A question jumped into my head while processing data from MEMS sensors and Vicon: Is there any better ways of estimating first-order derivative of a function using samples at a fixed time interval, i.e. a “table”?

To be precise, suppose we have a function $$f\left( t \right)$$ which is smooth enough, and a series of samples $$\left( t_i, y_i = f\left( t_i \right) \right), i = 1,2,3\dots$$ where $$t_{i+1} – t_i = \Delta t = \text{Const.}$$.

The most intuitive way would be:

\[f’ \left( t_i \right) \approx \frac{y_{i+1} – y_i}{\Delta t} \]

By looking into the Taylor Series, we found that the estimation error is the same order of $$\Delta t$$:

\[f\left(t_{i+1}\right) = f\left( t_i \right) + f’\left(t_i \right) \Delta t + \frac{f”\left( t_i \right)}{2} \Delta t^2 +\frac{f”’\left( t_i\right)}{6} \Delta t^3 + o\left(\Delta t^3\right)\]
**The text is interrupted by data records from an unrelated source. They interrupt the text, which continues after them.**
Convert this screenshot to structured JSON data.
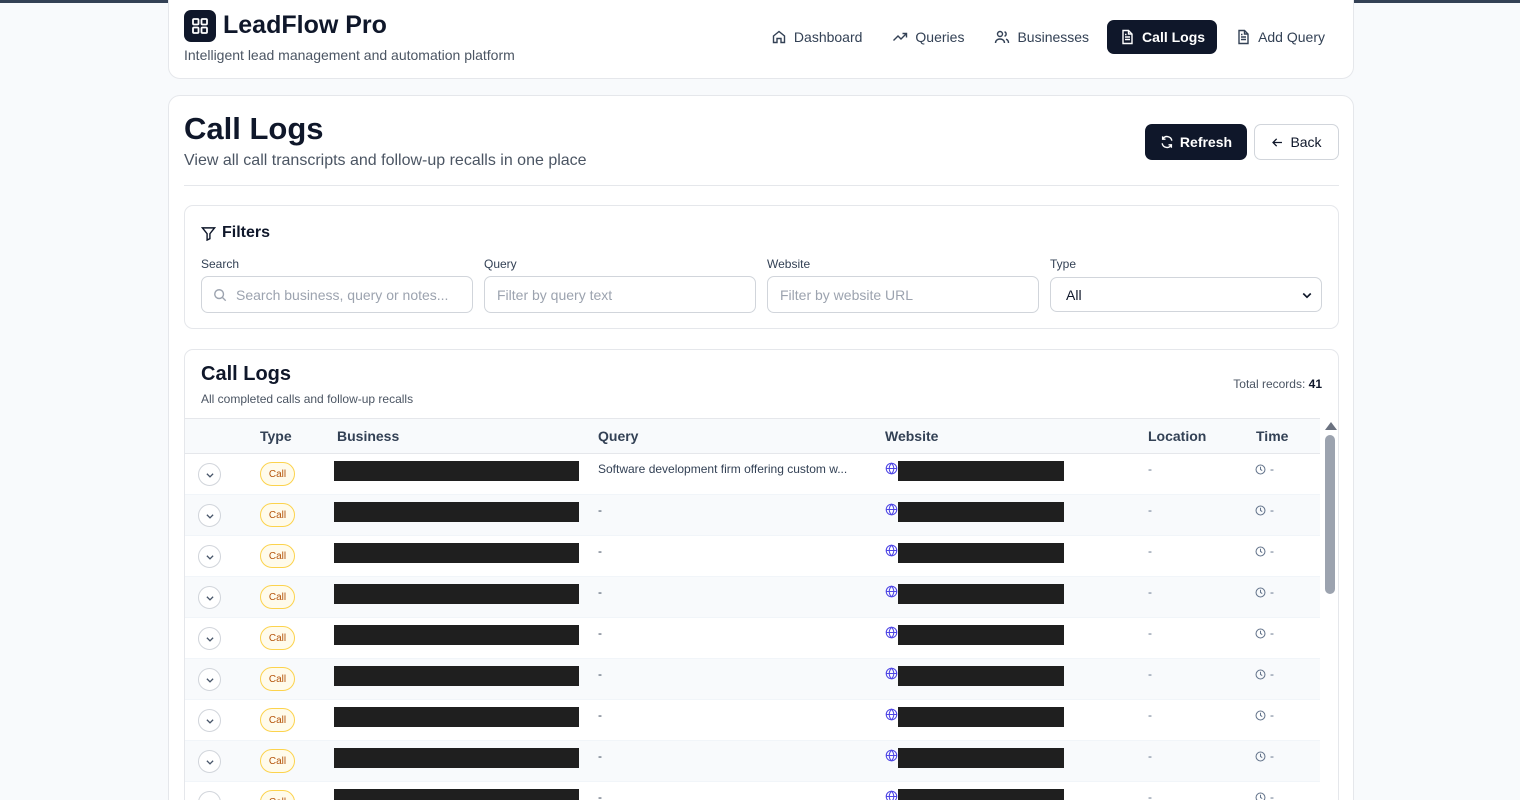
{
  "app": {
    "title": "LeadFlow Pro",
    "subtitle": "Intelligent lead management and automation platform"
  },
  "nav": [
    {
      "label": "Dashboard",
      "icon": "home-icon",
      "active": false
    },
    {
      "label": "Queries",
      "icon": "trending-up-icon",
      "active": false
    },
    {
      "label": "Businesses",
      "icon": "users-icon",
      "active": false
    },
    {
      "label": "Call Logs",
      "icon": "file-text-icon",
      "active": true
    },
    {
      "label": "Add Query",
      "icon": "file-plus-icon",
      "active": false
    }
  ],
  "page": {
    "title": "Call Logs",
    "subtitle": "View all call transcripts and follow-up recalls in one place",
    "refresh_label": "Refresh",
    "back_label": "Back"
  },
  "filters": {
    "title": "Filters",
    "search_label": "Search",
    "search_placeholder": "Search business, query or notes...",
    "query_label": "Query",
    "query_placeholder": "Filter by query text",
    "website_label": "Website",
    "website_placeholder": "Filter by website URL",
    "type_label": "Type",
    "type_value": "All"
  },
  "logs": {
    "title": "Call Logs",
    "subtitle": "All completed calls and follow-up recalls",
    "total_label": "Total records:",
    "total_value": "41",
    "columns": [
      "Type",
      "Business",
      "Query",
      "Website",
      "Location",
      "Time"
    ],
    "rows": [
      {
        "type": "Call",
        "query": "Software development firm offering custom w...",
        "location": "-",
        "time": "-"
      },
      {
        "type": "Call",
        "query": "-",
        "location": "-",
        "time": "-"
      },
      {
        "type": "Call",
        "query": "-",
        "location": "-",
        "time": "-"
      },
      {
        "type": "Call",
        "query": "-",
        "location": "-",
        "time": "-"
      },
      {
        "type": "Call",
        "query": "-",
        "location": "-",
        "time": "-"
      },
      {
        "type": "Call",
        "query": "-",
        "location": "-",
        "time": "-"
      },
      {
        "type": "Call",
        "query": "-",
        "location": "-",
        "time": "-"
      },
      {
        "type": "Call",
        "query": "-",
        "location": "-",
        "time": "-"
      },
      {
        "type": "Call",
        "query": "-",
        "location": "-",
        "time": "-"
      }
    ]
  },
  "colors": {
    "primary": "#0f172a",
    "badge_bg": "#fffbeb",
    "badge_border": "#fcd34d",
    "badge_text": "#b45309",
    "globe": "#4f46e5"
  }
}
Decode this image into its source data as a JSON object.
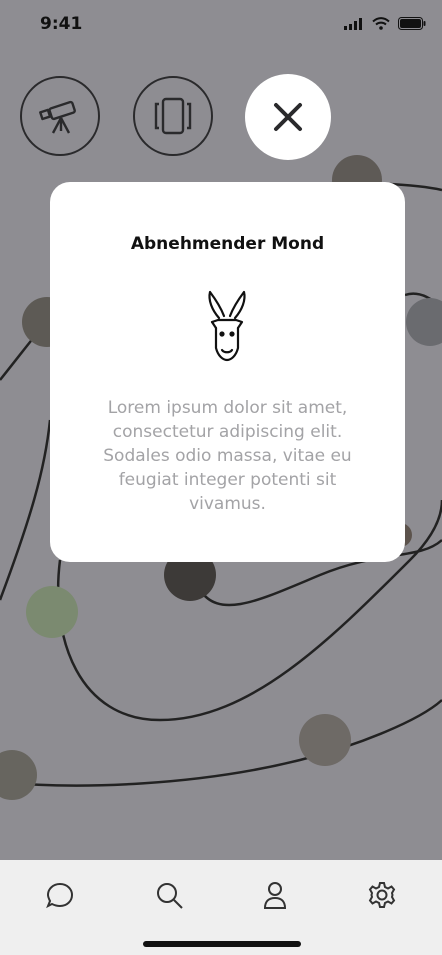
{
  "status_bar": {
    "time": "9:41"
  },
  "top_actions": {
    "telescope": "telescope-icon",
    "carousel": "carousel-icon",
    "close": "close-icon"
  },
  "modal": {
    "title": "Abnehmender Mond",
    "icon": "capricorn-goat-icon",
    "description": "Lorem ipsum dolor sit amet, consectetur adipiscing elit. Sodales odio massa, vitae eu feugiat integer potenti sit vivamus."
  },
  "tab_bar": {
    "items": [
      "chat-icon",
      "search-icon",
      "profile-icon",
      "settings-icon"
    ]
  },
  "colors": {
    "overlay": "#8e8d92",
    "modal_bg": "#ffffff",
    "tab_bar_bg": "#efefef"
  }
}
\[\frac{y_{i+1} – y_i}{\Delta t} – f’\left( t_i \right) = \frac{f”\left( t_i \right)}{2} \Delta t + o\left( \Delta t \right) \]

But if we examine another Taylor Series,

\[f\left(t_{i-1}\right) = f\left( t_i \right) -f’\left(t_i \right) \Delta t + \frac{f”\left( t_i \right)}{2} \Delta t^2 -\frac{f”’\left( t_i\right)}{6} \Delta t^3 + o\left(\Delta t^3\right)\]
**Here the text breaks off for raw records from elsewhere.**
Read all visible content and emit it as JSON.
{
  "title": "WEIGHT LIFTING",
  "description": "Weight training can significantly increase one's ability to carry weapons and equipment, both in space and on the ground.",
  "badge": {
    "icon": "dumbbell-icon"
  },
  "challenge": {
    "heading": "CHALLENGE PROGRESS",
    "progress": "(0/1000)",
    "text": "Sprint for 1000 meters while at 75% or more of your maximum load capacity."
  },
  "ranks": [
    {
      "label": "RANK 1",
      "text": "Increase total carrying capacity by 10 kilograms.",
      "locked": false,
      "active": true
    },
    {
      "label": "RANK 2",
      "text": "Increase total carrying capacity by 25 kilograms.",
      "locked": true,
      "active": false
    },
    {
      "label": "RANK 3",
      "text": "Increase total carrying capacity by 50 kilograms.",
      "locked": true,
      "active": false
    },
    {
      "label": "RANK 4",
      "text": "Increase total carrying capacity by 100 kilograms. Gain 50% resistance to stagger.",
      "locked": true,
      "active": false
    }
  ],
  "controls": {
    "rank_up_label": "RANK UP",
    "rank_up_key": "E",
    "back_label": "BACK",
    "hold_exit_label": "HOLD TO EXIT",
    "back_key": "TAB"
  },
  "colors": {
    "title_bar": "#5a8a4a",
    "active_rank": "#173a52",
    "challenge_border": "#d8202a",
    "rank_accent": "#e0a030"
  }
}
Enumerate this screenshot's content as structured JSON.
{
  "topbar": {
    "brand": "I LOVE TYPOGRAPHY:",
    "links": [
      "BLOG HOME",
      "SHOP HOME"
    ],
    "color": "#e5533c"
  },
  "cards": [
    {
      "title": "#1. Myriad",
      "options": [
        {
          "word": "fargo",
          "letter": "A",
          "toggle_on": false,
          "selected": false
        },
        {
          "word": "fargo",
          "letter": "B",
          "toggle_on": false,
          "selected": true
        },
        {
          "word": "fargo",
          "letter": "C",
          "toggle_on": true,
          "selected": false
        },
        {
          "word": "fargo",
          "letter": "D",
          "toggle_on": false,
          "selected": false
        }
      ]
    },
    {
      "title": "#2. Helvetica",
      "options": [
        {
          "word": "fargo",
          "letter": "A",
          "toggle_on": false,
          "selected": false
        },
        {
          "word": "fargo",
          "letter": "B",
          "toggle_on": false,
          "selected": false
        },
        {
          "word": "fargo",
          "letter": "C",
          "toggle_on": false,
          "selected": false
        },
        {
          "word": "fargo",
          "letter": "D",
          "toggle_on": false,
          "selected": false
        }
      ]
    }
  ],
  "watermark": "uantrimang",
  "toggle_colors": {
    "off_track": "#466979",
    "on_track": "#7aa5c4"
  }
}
it is obvious that we can eliminate the $$\frac{f”\left( t_i \right)}{2} \Delta t^2$$ term by subtracting $$f\left(t_{i-1}\right)$$ from $$f\left(t_{i+1}\right)$$:

\[y_{i+1} – y_{i-1} = 2f’\left(t_i \right) \Delta t + \frac{f”’\left( t_i\right)}{3} \Delta t^3 +o\left(\Delta t^3\right)\]
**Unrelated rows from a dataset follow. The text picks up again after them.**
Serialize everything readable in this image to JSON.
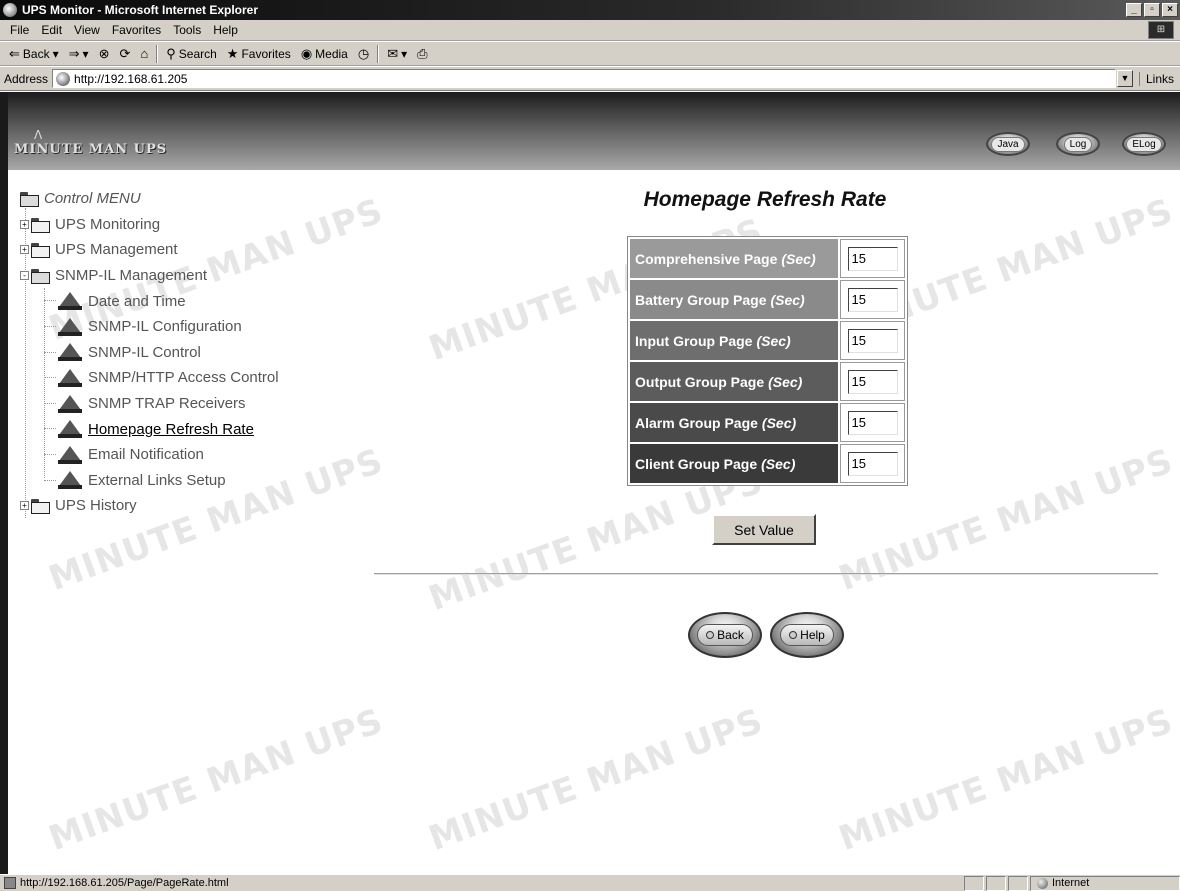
{
  "window": {
    "title": "UPS Monitor - Microsoft Internet Explorer",
    "controls": [
      "_",
      "▫",
      "×"
    ]
  },
  "menubar": [
    "File",
    "Edit",
    "View",
    "Favorites",
    "Tools",
    "Help"
  ],
  "toolbar": {
    "back": "Back",
    "search": "Search",
    "favorites": "Favorites",
    "media": "Media"
  },
  "address": {
    "label": "Address",
    "url": "http://192.168.61.205",
    "links": "Links"
  },
  "header": {
    "brand": "MINUTE MAN UPS",
    "buttons": [
      "Java",
      "Log",
      "ELog"
    ]
  },
  "watermark": "MINUTE MAN UPS",
  "tree": {
    "root": "Control MENU",
    "items": [
      {
        "label": "UPS Monitoring",
        "level": 1,
        "type": "folder",
        "expander": "+"
      },
      {
        "label": "UPS Management",
        "level": 1,
        "type": "folder",
        "expander": "+"
      },
      {
        "label": "SNMP-IL Management",
        "level": 1,
        "type": "folder-open",
        "expander": "-"
      },
      {
        "label": "Date and Time",
        "level": 2,
        "type": "page"
      },
      {
        "label": "SNMP-IL Configuration",
        "level": 2,
        "type": "page"
      },
      {
        "label": "SNMP-IL Control",
        "level": 2,
        "type": "page"
      },
      {
        "label": "SNMP/HTTP Access Control",
        "level": 2,
        "type": "page"
      },
      {
        "label": "SNMP TRAP Receivers",
        "level": 2,
        "type": "page"
      },
      {
        "label": "Homepage Refresh Rate",
        "level": 2,
        "type": "page",
        "active": true
      },
      {
        "label": "Email Notification",
        "level": 2,
        "type": "page"
      },
      {
        "label": "External Links Setup",
        "level": 2,
        "type": "page"
      },
      {
        "label": "UPS History",
        "level": 1,
        "type": "folder",
        "expander": "+"
      }
    ]
  },
  "main": {
    "title": "Homepage Refresh Rate",
    "unit": "(Sec)",
    "rows": [
      {
        "label": "Comprehensive Page",
        "value": "15",
        "color": "#9a9a9a"
      },
      {
        "label": "Battery Group Page",
        "value": "15",
        "color": "#8a8a8a"
      },
      {
        "label": "Input Group Page",
        "value": "15",
        "color": "#6e6e6e"
      },
      {
        "label": "Output Group Page",
        "value": "15",
        "color": "#5c5c5c"
      },
      {
        "label": "Alarm Group Page",
        "value": "15",
        "color": "#4a4a4a"
      },
      {
        "label": "Client Group Page",
        "value": "15",
        "color": "#3a3a3a"
      }
    ],
    "set_button": "Set Value",
    "back_button": "Back",
    "help_button": "Help"
  },
  "status": {
    "text": "http://192.168.61.205/Page/PageRate.html",
    "zone": "Internet"
  }
}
Thus obtaining an estimation with error which is the same order of $$\Delta t^2$$:

\[\frac{y_{i+1} – y_{i-1}}{2\Delta t} -f’\left(t_i \right) =\frac{f”’\left( t_i\right)}{6} \Delta t^2 +o\left(\Delta t^2\right)\]

So,

\[f’ \left( t_i \right) \approx \frac{y_{i+1} – y_{i-1}}{2\Delta t} \]

seems to be a better estimation. But it depends on the smoothness of $$f\left( x\right)$$ as it is possible that $$f”’\left( t_i\right)$$ is much larger than $$f”\left( t_i\right)$$.